Cette écriture utilisée par l'administration coloniale fut rendue obligatoire
dans l'enseignement secondaire en 1906 puis elle devint l'écriture nationale en
1919 (les concours de mandarins étant supprimés). Paradoxalement, Ho Chi Minh,
grand héros révolutionnaire et nationaliste, la reprit lors de son accession au
pouvoir afin de faciliter l'accès du plus grand nombre à la culture. On reconnaît
là son pragmatisme (Mao a un peu procédé de même en Chine, en faisant le choix
de l'écriture abrégée qui avait été créée ...au IIIe s !).
Les structures grammaticales sont très simples de la forme "sujet+verbe+complément"

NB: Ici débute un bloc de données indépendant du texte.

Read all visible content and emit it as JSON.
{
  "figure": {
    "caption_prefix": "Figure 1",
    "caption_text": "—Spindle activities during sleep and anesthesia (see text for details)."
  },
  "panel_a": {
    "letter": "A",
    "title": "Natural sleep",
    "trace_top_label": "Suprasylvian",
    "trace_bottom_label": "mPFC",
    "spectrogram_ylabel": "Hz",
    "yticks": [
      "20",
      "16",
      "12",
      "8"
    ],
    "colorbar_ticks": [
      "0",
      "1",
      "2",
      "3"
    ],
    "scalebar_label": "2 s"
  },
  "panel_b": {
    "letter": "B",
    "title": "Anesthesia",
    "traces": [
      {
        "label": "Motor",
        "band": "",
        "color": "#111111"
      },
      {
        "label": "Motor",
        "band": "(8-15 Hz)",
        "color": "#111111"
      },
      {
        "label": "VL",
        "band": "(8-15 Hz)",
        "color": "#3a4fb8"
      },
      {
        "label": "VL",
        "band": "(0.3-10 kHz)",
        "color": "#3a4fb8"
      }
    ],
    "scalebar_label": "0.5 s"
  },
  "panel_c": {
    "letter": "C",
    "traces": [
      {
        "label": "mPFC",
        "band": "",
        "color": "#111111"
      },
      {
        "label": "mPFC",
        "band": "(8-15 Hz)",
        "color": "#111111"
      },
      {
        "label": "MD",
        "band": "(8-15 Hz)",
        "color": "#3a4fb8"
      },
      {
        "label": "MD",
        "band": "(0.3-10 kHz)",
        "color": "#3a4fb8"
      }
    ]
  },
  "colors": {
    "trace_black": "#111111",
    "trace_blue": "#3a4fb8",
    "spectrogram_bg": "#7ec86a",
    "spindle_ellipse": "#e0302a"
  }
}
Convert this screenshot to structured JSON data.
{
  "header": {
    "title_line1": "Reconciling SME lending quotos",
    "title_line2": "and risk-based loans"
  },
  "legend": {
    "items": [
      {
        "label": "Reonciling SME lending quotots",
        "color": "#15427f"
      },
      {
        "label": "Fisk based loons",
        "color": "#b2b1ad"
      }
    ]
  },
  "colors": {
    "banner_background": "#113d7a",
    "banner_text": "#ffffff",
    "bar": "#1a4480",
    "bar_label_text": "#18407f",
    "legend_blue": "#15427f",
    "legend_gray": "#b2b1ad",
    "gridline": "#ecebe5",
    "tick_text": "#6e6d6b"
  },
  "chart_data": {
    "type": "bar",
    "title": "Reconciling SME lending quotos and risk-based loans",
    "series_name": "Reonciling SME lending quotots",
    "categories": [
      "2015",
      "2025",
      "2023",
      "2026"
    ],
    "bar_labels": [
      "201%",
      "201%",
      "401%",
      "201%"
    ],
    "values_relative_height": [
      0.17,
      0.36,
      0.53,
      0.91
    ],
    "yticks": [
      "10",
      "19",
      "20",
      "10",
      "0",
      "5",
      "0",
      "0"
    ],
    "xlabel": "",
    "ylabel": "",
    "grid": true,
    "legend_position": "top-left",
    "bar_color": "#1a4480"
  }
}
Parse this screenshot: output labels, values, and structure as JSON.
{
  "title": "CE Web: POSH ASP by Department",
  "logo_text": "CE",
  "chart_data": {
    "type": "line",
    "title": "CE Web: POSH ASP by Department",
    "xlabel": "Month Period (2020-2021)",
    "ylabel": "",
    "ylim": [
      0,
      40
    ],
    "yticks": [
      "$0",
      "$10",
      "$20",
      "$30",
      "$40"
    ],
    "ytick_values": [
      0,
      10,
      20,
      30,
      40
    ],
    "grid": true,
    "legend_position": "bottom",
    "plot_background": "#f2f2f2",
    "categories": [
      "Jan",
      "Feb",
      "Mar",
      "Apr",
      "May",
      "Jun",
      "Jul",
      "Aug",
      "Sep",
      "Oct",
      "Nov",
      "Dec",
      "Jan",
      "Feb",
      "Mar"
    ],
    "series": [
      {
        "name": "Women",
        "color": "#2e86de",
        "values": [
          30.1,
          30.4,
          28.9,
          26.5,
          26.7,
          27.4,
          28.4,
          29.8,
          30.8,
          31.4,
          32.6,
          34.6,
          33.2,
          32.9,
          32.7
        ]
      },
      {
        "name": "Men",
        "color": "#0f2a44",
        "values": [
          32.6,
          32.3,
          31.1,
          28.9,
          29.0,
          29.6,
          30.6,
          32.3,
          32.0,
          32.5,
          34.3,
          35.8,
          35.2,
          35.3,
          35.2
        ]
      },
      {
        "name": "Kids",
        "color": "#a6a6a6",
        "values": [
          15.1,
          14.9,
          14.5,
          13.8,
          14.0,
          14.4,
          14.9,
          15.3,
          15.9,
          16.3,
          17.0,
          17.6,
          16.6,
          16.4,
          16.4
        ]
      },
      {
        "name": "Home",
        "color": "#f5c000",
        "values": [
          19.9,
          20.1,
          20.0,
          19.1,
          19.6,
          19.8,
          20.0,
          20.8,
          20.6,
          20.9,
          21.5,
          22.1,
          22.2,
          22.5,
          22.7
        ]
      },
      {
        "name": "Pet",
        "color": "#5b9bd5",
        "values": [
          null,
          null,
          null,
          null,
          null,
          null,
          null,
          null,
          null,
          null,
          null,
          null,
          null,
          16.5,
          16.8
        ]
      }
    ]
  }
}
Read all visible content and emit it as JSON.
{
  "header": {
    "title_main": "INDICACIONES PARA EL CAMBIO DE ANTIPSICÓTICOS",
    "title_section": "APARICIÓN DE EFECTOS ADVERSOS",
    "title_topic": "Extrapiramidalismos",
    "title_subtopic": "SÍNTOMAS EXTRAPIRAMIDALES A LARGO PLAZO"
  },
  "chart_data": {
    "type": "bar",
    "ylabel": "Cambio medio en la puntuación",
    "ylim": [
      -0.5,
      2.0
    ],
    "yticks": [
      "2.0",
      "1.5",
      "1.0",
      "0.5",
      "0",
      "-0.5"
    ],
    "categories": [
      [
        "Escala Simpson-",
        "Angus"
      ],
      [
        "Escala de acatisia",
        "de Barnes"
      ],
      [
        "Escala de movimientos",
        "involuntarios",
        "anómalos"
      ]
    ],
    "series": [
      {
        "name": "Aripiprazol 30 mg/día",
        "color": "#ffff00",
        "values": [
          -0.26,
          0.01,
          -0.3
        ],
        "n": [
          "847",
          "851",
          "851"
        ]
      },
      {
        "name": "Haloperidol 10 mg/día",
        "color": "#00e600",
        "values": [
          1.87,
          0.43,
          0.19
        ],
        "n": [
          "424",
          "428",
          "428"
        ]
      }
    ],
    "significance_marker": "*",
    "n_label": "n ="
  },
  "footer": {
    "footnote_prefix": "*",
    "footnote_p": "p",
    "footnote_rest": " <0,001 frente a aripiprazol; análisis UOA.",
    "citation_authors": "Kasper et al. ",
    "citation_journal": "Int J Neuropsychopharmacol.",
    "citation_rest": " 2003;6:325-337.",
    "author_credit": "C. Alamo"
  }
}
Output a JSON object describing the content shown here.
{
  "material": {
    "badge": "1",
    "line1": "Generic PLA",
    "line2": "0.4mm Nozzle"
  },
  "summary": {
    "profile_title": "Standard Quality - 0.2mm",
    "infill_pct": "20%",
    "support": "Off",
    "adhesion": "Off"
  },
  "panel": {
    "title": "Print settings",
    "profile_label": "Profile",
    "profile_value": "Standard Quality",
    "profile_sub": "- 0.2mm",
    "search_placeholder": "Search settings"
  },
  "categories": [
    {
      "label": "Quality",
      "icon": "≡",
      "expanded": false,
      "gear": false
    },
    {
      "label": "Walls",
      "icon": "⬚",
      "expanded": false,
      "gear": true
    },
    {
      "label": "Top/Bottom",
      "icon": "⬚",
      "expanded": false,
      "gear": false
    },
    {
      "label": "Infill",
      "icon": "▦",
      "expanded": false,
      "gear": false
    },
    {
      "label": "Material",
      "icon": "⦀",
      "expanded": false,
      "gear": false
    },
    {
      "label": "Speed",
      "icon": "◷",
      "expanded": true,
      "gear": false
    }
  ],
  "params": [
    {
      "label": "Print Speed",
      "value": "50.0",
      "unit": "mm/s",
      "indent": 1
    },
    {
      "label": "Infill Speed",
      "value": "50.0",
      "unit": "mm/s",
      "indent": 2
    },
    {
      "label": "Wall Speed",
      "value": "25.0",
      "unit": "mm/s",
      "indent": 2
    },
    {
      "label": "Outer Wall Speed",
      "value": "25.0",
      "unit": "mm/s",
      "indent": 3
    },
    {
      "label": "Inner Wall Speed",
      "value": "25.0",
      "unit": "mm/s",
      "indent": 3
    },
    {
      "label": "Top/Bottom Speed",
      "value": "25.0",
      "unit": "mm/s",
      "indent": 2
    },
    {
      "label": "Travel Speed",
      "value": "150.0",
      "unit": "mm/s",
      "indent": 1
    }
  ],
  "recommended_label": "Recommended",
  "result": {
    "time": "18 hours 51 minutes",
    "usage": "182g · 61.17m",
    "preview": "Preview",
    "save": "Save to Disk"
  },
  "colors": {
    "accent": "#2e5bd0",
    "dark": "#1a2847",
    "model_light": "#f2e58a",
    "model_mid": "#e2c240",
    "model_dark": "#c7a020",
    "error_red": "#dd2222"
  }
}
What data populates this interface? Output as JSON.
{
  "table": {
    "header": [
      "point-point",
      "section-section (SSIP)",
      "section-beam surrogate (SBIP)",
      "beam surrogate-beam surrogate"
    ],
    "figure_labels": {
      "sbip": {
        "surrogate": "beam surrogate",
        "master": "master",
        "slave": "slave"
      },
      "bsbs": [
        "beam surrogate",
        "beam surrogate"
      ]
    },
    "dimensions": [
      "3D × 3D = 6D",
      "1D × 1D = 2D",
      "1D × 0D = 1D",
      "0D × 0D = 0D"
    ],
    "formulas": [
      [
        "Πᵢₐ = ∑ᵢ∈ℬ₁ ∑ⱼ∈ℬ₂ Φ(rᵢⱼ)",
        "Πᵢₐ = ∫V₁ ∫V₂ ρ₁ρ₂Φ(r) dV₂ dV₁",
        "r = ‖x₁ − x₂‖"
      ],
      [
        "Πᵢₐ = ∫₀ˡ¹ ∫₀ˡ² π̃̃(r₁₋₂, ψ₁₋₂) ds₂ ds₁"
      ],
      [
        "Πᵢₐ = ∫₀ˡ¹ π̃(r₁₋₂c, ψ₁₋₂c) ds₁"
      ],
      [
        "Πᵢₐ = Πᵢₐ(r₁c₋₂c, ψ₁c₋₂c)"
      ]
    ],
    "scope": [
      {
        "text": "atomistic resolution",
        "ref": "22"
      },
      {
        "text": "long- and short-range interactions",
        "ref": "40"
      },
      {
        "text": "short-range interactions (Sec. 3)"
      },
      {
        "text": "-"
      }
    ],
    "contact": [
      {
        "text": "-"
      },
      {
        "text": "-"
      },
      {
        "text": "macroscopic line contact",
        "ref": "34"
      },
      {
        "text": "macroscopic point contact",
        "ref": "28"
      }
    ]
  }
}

du genre "moi+vouloir+manger+un+repas+Vietnam". Les
phrase interrogatives sont de même forme mais terminées par des formules du genre
"oui ou non ?" ou par les mots-outils tels que "qui ?" ou "quoi ?". Les mots
sont invariables : pas de marque du genre, pas de pluriel et pas de conjugaison
ni de temps pour les verbes. Les distinctions sont exprimées par l’ajout de termes
accessoires placés avant ou après l’élément principal (nombre ou marqueurs du
pluriel, emploi d’adverbes de temps : "hier, demain, maintenant" en complément
des verbes)… Une des grandes difficultés, outre la maîtrise des tons,
touche à l’emploi des pronoms personnels. Dans la forme neutre,
on a quelques chose du genre JE =
"je, me moi" TU =
"monsieur, madame, mademoiselle, collègue" (avec formes masculine et féminine)
IL, elle ="ce monsieur
là" (lui), "cette dame là"… et une forme particulière appliquée à une chose ou
à un animal NOUS = "nous",
avec deux formes selon que les interlocuteurs sont ou non inclus dans le groupe
ainsi désigné VOUS = "messiers",
"mesdames"… ILS, elles =
"ces messieurs là" (eux), "ces dames là"… et une forme particulière appliquée
aux choses ou aux animaux La forme familière,
équivalent au tutoiement qui est la forme normale entre membre d’une famille ou
entre amis. Les personnes sont alors désignées par des termes en fonction
de leur position et de leur âge par rapport aux interlocuteurs : enfant, papa,
maman, grand-père, oncle, neveu, grand oncle, grand frère, petite soeur…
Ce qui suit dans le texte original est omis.